Estação Biológica de Santa Lúcia
A gente sempre ia para Santa Teresa, no Espírito Santo, ajudando a construir as pontes, fazer os caminhos, e a manutenção dos laboratórios e do túmulo do Ruschi na Estação Biológica de Santa Lúcia. Fui várias vezes. A gente chegava a ficar entre 10 e 15 dias, e demorava porque a gente comprava os troncos, e ainda mandava fazer o tratamento, e de manhã a gente fazia aquela fila, levando um por um até lá em cima. Eu não gostava de ficar na mata, mas gostava quando eu estava por lá e tinham umas festinhas na cidade muito bonitas. Fui a umas festas italianas, festas do beija-flor, com barracas e roupas típicas muito bonitas. Eu adorava.

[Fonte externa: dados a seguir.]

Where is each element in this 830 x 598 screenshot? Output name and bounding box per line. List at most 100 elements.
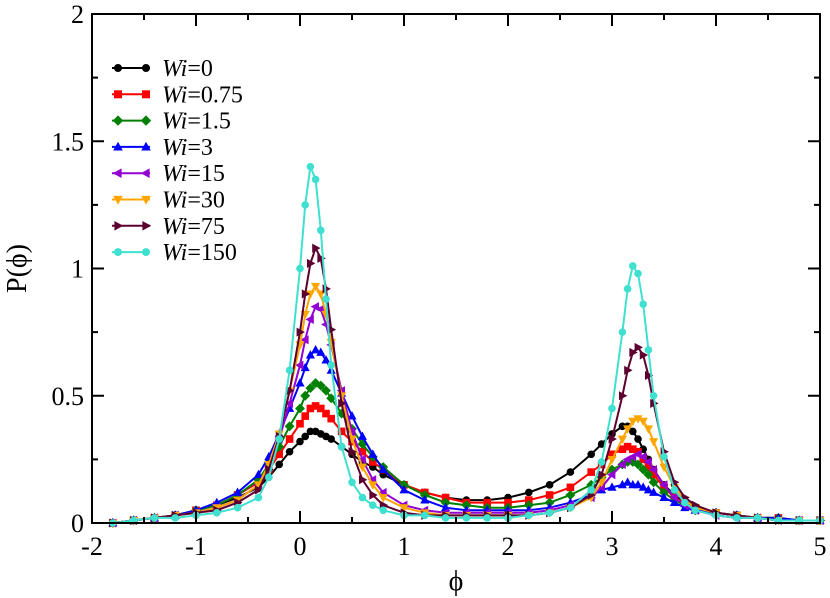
data-point — [618, 328, 627, 336]
legend-marker — [114, 90, 122, 99]
data-point — [305, 290, 315, 299]
legend-label: Wi=0.75 — [162, 82, 243, 108]
data-point — [618, 391, 628, 401]
data-point — [321, 385, 331, 396]
series-wi-15 — [107, 302, 824, 528]
data-point — [312, 243, 321, 253]
data-point — [295, 403, 305, 414]
data-point — [441, 514, 450, 522]
data-point — [295, 378, 305, 387]
data-point — [317, 404, 325, 413]
data-point — [358, 475, 368, 485]
data-point — [587, 450, 595, 459]
data-point — [566, 483, 575, 492]
data-point — [322, 295, 330, 303]
data-point — [305, 350, 315, 359]
legend-marker — [113, 141, 123, 151]
legend-item: Wi=75 — [112, 214, 225, 240]
legend-label: Wi=3 — [162, 135, 213, 161]
data-point — [643, 469, 654, 480]
data-point — [296, 419, 304, 428]
legend-label: Wi=150 — [162, 240, 237, 266]
data-point — [296, 327, 305, 337]
data-point — [420, 495, 430, 504]
x-tick-label: 3 — [606, 532, 619, 561]
data-point — [322, 409, 330, 418]
y-axis-label: P(ϕ) — [2, 244, 33, 293]
data-point — [357, 454, 366, 464]
data-point — [659, 480, 668, 490]
data-point — [316, 347, 326, 356]
data-point — [623, 285, 632, 293]
data-point — [368, 449, 378, 458]
data-point — [327, 435, 336, 443]
data-point — [638, 464, 649, 475]
data-point — [660, 453, 668, 461]
legend-label: Wi=0 — [162, 56, 213, 82]
data-point — [644, 346, 653, 354]
legend-marker — [142, 221, 152, 231]
data-point — [629, 262, 637, 270]
data-point — [607, 455, 617, 465]
data-point — [596, 482, 606, 492]
data-point — [306, 162, 315, 171]
data-point — [638, 417, 648, 427]
data-point — [285, 447, 294, 456]
data-point — [317, 253, 326, 263]
data-point — [265, 464, 274, 475]
legend-item: Wi=15 — [112, 161, 225, 187]
data-point — [369, 501, 377, 509]
legend-item: Wi=3 — [112, 135, 213, 161]
x-tick-label: -2 — [81, 532, 103, 561]
data-point — [659, 492, 669, 501]
data-point — [638, 482, 648, 491]
data-point — [317, 226, 325, 235]
data-point — [545, 481, 554, 489]
data-point — [617, 435, 627, 444]
data-point — [296, 264, 304, 273]
x-tick-label: 2 — [502, 532, 515, 561]
data-point — [462, 514, 471, 522]
data-point — [617, 459, 626, 470]
series-line — [112, 348, 820, 524]
series-line — [112, 245, 820, 524]
data-point — [213, 509, 221, 517]
data-point — [171, 514, 179, 522]
data-point — [618, 445, 627, 453]
data-point — [525, 488, 533, 497]
legend-item: Wi=0 — [112, 56, 213, 82]
data-point — [634, 342, 643, 352]
data-point — [461, 500, 472, 511]
data-point — [753, 514, 762, 522]
data-point — [338, 398, 347, 408]
data-point — [587, 468, 595, 476]
data-point — [633, 415, 643, 424]
data-point — [295, 360, 304, 370]
data-point — [649, 470, 658, 479]
data-point — [607, 482, 617, 491]
data-point — [565, 490, 576, 500]
data-point — [326, 393, 337, 404]
data-point — [254, 493, 263, 502]
data-point — [608, 450, 616, 459]
y-tick-label: 1.5 — [52, 127, 85, 156]
data-point — [306, 404, 315, 413]
legend-marker — [142, 90, 150, 99]
series-group — [107, 162, 825, 528]
x-tick-label: 5 — [814, 532, 827, 561]
legend: Wi=0Wi=0.75Wi=1.5Wi=3Wi=15Wi=30Wi=75Wi=1… — [112, 56, 243, 266]
data-point — [598, 470, 607, 480]
data-point — [369, 490, 378, 500]
data-point — [545, 491, 554, 499]
data-point — [648, 464, 658, 475]
data-point — [504, 498, 512, 507]
data-point — [300, 335, 309, 345]
data-point — [659, 487, 669, 498]
data-point — [628, 417, 638, 427]
data-point — [649, 438, 659, 447]
data-point — [643, 425, 653, 434]
data-point — [618, 422, 627, 431]
legend-item: Wi=150 — [112, 240, 237, 266]
data-point — [629, 427, 637, 436]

Contribuições nas montagens e desmontagens de exposições
Participei de praticamente todas as exposições que foram montadas ao longo desses anos, no preparo das salas e no que fosse necessário. Vinha sempre uma equipe com os móveis já montados, e a gente chegava para pendurar algumas coisas, pintar a sala e arrumar a iluminação. Foram muitas exposições, e tinham umas peças grandes feitas pelo Maurílio Oliveira para pendurar. Teve uma do professor Kellner que deu um trabalho, porque era muito frágil e tinha que ficar numa posição igual a do bicho voando, e a gente levava um montão de tempo até conseguir. Todo mundo aqui da manutenção sente o maior prazer em trabalhar aqui.
Eu não sei por que, mas eu não era de ficar parado admirando as exposições, não. Eu chegava e só montava ou desmontava. Meu negócio sempre foi fazer as coisas. Quando eu não consigo, fico incomodado. Fico pensando em casa e volto para cá já tentando, testando de diferentes formas. E, quando outra pessoa é contratada, eu observo como ela vai fazer para eu já saber numa próxima vez.

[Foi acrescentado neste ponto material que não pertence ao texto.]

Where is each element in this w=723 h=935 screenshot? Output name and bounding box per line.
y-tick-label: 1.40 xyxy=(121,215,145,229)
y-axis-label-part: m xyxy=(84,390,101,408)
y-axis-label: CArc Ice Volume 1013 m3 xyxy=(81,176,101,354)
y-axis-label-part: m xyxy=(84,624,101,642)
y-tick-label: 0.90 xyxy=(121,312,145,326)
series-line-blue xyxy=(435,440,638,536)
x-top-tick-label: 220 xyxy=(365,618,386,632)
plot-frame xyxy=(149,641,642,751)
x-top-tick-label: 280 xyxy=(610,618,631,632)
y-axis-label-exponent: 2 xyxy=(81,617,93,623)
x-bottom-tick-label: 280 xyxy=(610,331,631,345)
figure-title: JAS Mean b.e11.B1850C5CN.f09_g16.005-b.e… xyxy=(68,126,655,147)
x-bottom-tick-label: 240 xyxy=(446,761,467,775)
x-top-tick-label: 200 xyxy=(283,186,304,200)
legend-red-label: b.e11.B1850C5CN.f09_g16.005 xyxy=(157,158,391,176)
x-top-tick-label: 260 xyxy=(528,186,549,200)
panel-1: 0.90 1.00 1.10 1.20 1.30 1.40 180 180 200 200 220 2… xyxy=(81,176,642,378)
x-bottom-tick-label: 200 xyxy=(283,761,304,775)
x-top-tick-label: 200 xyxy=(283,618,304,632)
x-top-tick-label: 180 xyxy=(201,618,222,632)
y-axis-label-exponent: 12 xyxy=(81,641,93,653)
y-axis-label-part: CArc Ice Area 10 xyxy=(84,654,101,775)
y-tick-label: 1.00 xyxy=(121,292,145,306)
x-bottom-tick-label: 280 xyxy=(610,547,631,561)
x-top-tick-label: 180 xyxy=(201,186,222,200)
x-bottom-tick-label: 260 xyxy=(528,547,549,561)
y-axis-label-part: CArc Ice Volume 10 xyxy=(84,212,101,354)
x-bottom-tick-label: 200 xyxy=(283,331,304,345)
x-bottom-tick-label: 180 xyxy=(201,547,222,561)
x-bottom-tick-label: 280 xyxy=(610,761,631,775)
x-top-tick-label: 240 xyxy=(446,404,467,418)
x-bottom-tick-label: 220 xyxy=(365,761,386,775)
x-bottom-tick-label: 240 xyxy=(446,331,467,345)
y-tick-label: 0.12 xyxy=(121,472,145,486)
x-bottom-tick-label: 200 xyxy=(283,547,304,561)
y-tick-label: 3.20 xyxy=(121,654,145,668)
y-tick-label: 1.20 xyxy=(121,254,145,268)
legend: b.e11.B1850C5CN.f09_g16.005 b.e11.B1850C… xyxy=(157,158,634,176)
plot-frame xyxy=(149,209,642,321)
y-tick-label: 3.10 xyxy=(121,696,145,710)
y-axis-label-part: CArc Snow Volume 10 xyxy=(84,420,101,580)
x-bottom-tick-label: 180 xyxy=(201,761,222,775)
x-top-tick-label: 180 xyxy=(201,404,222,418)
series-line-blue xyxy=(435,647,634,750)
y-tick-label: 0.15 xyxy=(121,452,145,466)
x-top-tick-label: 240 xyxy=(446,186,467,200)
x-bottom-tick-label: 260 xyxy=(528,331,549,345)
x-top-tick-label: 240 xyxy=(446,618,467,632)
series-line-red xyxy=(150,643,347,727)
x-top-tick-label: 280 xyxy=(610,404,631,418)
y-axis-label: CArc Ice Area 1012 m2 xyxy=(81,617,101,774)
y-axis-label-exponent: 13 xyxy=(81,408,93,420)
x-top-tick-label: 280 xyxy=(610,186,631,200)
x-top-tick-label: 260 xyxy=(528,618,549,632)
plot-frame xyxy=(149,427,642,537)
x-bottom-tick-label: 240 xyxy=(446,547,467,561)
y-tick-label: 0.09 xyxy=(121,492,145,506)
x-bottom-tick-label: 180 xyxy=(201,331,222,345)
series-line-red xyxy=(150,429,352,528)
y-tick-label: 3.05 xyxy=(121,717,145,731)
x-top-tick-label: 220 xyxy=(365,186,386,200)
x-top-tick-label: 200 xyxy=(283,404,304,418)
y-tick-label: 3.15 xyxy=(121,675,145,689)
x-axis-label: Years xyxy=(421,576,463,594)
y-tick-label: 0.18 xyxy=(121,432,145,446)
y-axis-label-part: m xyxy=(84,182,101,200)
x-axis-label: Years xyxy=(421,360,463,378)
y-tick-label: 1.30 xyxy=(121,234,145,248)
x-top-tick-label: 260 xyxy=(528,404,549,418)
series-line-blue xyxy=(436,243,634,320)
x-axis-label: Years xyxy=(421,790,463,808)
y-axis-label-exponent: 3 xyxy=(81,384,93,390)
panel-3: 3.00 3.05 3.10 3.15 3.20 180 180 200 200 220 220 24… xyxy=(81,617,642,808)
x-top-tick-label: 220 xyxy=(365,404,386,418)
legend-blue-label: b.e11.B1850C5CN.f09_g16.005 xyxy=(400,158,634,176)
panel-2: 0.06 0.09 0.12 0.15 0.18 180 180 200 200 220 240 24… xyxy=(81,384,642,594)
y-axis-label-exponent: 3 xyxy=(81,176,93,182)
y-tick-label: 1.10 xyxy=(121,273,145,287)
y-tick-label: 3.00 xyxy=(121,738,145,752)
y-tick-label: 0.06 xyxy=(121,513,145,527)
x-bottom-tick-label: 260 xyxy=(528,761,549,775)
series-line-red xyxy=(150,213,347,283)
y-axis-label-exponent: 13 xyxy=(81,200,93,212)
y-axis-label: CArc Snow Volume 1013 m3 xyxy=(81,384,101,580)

A gente desmontou aquela baleia grande que estava no segundo andar há uns 15 anos. Veio um cara especialista e ficamos junto, ajudando em tudo. Aquele borboletário lindão, que tinha na exposição no segundo andar, foi preso no teto, passando por dentro do sótão para pregar nos caibros lá em cima. E, na desmontagem, a gente retirava todos os móveis para liberar o espaço. Também ajudei nas exposições itinerantes. Eram 20 dias para montar e 15 dias para desmontar. Isso para mim era maravilhoso porque a gente fazia uma verdadeira revolução no lugar! Lembro que ficou muito lindo o nosso trabalho em Natal.
Minha chegada ao Museu
Antes de trabalhar na UFRJ, há 40 anos, eu trabalhava na manutenção da Varig. Quando passei na seleção de funcionários, fui encaminhado para a antiga prefeitura no Fundão, e recebido pela Dra. Lúcia, a engenheira, e o Wagner. Como lá tinham poucas coisas para fazer na época, eles começaram a me emprestar para alguns setores, e fui rodando a Universidade. Quando me emprestaram para o Museu, reencontrei o Wagner. E eu ficava indo e voltando até que ele arrumou um jeito de me deixar aqui. Comecei a trabalhar direto e a me envolver com o Museu, porque aqui é assim: o Museu te envolve de uma tal maneira… Quando eu cheguei, a chefe era a Dona Vanda. Aí, quando eu passei para a responsabilidade da oficina, eu vi que não sou somente um bombeiro hidráulico, mas o chefe da Manutenção, trabalhando em tudo com a equipe. Fui pegando aos poucos o serviço, absorvendo tudo o que eu consigo. Gosto de brincar com o pessoal, colocando apelidos trocados de propósito. Eu gosto muito de brincar com os meus colegas, graças a Deus.
Espero reencontrar todos vocês em breve.
Um abraço,
Jorge Luiz Silva
Servidor público, chefe da Manutenção do Museu Nacional/UFRJ.